Enquanto isso, Matias e Neto acabam de entrar para um batalhão da PMERJ, após se formarem como aspirantes. Embora sejam novatos, suas qualidades eram algo que Nascimento almejava encontrar em seu possível sucessor. Mesmo não se conhecendo ainda, um deles tornaria a substituir-lo no BOPE. Neto é encarregado de supervisionar a oficina mecânica do batalhão, operada pelo Soldado Paulo e Cabo Tião, enquanto Matias é direcionado ao trabalho burocrático, organizando os registros criminais e cuidando do funcionamento dos rádios comunicadores. Apesar de serem amigos de infância, Matias e Neto tem origens e objetivos de vida diferentes. Neto é de classe média e sempre gostou de ação, por isso entrou para polícia; Matias, apesar de ser negro e de origem humilde, lutou contra as dificuldades e conseguiu entrar na melhor faculdade de Direito do Rio de Janeiro, com o objetivo de tornar-se advogado. A visão que ambos tinham sobre a polícia, de ser uma instituição nobre e respeitada, logo se desmancha ao se depararem com a realidade obscura de uma corporação dominada por um sistema de corrupção em massa.
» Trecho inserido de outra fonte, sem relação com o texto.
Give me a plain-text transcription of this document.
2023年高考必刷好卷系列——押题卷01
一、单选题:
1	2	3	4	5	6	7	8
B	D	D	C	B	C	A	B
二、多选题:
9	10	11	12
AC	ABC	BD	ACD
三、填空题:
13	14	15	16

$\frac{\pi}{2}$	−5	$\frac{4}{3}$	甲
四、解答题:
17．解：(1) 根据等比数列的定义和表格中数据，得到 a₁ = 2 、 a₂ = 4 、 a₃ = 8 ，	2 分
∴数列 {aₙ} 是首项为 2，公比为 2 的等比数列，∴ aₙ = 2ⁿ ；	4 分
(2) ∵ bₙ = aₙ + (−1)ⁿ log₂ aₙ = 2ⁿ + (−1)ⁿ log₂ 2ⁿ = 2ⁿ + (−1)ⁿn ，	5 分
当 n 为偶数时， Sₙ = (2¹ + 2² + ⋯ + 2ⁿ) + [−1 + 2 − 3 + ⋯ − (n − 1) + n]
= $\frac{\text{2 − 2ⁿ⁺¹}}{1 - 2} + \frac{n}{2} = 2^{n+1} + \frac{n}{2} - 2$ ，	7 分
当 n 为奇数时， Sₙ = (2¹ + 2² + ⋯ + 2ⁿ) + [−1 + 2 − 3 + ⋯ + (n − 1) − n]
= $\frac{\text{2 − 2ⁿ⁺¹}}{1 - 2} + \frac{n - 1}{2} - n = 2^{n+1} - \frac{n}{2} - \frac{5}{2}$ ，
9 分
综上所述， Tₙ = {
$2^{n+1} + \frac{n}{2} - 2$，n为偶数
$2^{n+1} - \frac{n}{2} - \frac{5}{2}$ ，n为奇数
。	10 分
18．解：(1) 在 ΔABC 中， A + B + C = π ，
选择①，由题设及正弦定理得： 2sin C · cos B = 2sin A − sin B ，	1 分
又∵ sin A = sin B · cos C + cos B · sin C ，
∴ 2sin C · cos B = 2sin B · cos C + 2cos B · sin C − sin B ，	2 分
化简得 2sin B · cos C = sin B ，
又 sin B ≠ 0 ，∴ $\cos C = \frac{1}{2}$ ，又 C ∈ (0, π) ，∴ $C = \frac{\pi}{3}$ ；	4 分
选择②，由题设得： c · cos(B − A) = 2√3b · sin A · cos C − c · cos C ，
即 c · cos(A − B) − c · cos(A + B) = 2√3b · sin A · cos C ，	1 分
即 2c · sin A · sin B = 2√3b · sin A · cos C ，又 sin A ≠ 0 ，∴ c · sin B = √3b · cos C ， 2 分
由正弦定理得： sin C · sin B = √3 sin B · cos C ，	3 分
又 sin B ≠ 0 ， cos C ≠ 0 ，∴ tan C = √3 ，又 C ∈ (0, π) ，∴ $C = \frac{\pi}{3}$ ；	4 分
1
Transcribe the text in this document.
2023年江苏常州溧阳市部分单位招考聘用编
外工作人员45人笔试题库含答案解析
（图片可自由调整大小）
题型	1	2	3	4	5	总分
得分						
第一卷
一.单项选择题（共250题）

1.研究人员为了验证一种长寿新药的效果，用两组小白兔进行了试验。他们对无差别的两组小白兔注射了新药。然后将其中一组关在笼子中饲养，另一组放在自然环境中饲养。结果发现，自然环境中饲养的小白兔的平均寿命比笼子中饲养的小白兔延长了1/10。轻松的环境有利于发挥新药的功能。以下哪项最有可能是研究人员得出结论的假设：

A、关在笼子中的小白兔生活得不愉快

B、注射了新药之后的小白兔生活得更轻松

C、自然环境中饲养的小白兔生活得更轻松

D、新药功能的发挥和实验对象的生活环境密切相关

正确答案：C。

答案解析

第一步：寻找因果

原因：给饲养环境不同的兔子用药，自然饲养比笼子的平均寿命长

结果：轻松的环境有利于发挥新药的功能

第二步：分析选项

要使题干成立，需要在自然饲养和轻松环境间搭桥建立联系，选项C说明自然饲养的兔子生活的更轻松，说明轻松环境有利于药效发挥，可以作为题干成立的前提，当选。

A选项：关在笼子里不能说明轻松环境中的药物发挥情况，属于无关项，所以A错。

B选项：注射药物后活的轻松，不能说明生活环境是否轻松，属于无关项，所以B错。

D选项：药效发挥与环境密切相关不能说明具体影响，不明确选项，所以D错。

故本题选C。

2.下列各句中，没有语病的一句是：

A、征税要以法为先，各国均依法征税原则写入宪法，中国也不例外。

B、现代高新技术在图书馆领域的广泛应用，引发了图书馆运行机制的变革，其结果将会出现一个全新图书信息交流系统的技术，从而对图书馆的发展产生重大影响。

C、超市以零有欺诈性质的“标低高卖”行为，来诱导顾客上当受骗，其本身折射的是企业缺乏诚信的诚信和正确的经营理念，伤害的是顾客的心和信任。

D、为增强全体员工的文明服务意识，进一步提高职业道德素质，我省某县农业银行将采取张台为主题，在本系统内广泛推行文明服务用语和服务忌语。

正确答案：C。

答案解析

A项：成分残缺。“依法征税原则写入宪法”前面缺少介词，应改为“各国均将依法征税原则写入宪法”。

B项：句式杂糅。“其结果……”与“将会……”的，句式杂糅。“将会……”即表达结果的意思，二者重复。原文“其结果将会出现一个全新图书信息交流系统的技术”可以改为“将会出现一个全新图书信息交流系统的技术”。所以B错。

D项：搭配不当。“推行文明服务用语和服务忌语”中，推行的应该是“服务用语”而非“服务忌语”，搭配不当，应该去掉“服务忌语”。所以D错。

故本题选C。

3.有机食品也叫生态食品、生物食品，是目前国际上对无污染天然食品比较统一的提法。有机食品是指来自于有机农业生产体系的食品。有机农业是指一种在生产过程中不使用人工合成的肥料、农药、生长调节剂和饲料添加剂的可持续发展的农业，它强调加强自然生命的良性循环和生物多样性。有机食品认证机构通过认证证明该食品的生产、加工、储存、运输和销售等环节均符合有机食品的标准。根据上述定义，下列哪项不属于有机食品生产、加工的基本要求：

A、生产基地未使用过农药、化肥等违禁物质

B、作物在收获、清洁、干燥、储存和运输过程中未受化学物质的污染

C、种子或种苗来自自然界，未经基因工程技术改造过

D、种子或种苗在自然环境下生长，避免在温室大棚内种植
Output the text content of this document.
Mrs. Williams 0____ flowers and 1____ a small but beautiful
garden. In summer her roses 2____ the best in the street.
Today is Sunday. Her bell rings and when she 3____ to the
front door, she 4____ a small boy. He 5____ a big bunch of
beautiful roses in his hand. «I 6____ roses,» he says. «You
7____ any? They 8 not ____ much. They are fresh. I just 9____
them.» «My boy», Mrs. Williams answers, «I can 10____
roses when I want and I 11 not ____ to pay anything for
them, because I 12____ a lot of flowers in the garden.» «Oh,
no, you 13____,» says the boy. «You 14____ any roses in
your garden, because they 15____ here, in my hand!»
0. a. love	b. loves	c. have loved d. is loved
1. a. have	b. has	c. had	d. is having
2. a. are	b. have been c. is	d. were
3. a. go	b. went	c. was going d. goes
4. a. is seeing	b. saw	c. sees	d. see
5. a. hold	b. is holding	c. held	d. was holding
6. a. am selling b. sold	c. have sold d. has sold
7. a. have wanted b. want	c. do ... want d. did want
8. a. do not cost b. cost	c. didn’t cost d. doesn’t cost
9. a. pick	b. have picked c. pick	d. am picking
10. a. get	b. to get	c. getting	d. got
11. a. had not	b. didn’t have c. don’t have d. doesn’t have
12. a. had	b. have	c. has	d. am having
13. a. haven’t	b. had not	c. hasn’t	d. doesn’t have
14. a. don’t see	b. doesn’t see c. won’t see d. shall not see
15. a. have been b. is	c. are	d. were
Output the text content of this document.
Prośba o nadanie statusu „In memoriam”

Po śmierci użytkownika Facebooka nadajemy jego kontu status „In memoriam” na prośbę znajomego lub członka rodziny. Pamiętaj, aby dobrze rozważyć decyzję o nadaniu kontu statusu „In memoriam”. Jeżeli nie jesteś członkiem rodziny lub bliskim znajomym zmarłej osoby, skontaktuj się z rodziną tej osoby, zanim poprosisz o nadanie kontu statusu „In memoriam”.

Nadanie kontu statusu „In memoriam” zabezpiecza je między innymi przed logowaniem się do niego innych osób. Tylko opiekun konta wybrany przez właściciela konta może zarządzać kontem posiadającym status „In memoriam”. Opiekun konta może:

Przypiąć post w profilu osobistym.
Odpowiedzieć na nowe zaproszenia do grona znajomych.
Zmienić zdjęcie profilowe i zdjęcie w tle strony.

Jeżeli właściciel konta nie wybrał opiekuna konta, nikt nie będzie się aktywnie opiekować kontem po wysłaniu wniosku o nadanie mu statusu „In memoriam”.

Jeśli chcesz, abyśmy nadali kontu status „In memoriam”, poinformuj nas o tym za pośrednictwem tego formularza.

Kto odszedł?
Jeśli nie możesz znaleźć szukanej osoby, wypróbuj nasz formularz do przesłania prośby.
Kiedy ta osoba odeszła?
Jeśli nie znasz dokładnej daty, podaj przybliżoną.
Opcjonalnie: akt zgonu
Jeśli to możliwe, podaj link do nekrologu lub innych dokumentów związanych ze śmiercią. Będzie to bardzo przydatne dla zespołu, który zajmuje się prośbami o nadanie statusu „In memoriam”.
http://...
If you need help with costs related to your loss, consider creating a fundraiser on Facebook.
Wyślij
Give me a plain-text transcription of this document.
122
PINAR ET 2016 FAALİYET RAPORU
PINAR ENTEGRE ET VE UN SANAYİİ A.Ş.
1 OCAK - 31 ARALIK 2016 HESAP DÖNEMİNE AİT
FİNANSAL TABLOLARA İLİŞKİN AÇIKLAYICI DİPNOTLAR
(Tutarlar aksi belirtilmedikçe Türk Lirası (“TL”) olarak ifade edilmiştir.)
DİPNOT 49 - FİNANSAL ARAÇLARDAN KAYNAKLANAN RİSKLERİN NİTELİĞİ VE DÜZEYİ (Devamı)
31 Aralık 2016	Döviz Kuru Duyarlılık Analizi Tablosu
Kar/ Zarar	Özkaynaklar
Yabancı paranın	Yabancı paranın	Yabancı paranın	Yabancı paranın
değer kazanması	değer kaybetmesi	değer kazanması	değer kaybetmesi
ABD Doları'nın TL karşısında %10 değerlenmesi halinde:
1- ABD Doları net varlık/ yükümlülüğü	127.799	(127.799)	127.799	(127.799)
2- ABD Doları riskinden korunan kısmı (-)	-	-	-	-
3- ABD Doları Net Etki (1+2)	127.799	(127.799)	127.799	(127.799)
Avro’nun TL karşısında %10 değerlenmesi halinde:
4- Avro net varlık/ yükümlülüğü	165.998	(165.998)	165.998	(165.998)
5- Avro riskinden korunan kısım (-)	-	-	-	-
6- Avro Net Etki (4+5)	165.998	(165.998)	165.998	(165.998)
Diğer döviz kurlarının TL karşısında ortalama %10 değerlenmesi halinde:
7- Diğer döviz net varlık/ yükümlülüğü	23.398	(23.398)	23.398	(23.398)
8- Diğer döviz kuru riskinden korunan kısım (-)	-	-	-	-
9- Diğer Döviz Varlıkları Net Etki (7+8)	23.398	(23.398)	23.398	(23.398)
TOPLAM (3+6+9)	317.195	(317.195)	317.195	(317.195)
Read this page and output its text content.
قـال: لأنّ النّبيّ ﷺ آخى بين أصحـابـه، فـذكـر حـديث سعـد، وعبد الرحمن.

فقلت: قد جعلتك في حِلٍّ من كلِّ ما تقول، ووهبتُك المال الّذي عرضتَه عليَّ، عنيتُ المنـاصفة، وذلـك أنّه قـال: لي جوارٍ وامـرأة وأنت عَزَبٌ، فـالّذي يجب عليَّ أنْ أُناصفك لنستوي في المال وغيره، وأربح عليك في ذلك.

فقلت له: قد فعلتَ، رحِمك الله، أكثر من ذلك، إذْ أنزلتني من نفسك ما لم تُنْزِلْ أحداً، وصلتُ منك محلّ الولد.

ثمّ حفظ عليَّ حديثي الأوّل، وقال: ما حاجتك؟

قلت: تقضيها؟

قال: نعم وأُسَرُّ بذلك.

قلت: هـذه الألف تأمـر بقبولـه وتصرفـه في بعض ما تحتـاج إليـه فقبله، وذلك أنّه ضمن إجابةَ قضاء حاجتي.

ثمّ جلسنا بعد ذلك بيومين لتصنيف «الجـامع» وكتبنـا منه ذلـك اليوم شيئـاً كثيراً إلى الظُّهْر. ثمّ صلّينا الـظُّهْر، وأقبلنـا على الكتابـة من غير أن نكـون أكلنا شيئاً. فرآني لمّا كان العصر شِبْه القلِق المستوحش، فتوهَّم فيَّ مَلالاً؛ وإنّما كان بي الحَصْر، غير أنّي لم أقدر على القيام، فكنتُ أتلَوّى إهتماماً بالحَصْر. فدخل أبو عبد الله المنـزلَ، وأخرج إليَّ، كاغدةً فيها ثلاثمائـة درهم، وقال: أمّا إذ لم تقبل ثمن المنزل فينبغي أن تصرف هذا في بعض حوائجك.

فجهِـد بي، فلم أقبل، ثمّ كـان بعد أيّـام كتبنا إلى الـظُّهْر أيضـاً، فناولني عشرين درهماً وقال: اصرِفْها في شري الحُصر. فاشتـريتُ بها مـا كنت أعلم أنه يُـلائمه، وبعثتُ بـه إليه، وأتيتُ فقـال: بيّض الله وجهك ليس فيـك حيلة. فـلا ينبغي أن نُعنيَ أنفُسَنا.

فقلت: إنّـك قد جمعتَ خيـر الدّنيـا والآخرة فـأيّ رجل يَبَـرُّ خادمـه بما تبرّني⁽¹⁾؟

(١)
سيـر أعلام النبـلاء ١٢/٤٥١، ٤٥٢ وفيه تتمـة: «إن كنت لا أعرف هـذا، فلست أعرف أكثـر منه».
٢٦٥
Bilheteria[editar | editar código-fonte]

O filme foi lançado oficialmente no dia 12 de outubro de 2007 no Brasil, com estreia antecipada para o dia 5 de outubro em 171 sala das cidades do Rio de Janeiro e São Paulo e obteve a melhor abertura de um filme oficial no ano de 2007, mesmo em circuito limitado, atraindo cerca de 180 mil espectadores na primeira semana sem nenhum tipo de propaganda além dos cartaz. Mesmo estreando em circuito limitado, ficou em segundo lugar na bilheteria do país naquela semana, perdendo apenas para Resident Evil 3. Na semana seguinte, o filme estreou no restante do país, atraindo um público 120% maior, totalizando cerca de 410 mil pessoas e obtendo o primeiro lugar no total da bilheteria, superando filmes como Stardust e Resident Evil: Extinction. Terminou o ano como sétima maior bilheteria de 2007 no Brasil, com um faturamento total de R$20.422.567 e 2.421.295 espectadores.

Em Portugal o filme estreou dia 10 de Julho de 2008, sendo o 5º filme mais visto na sua semana de estreia com mais de 12 mil espectadores. Terminou o ano com 55 mil espectadores e faturamento de 247 mil euros.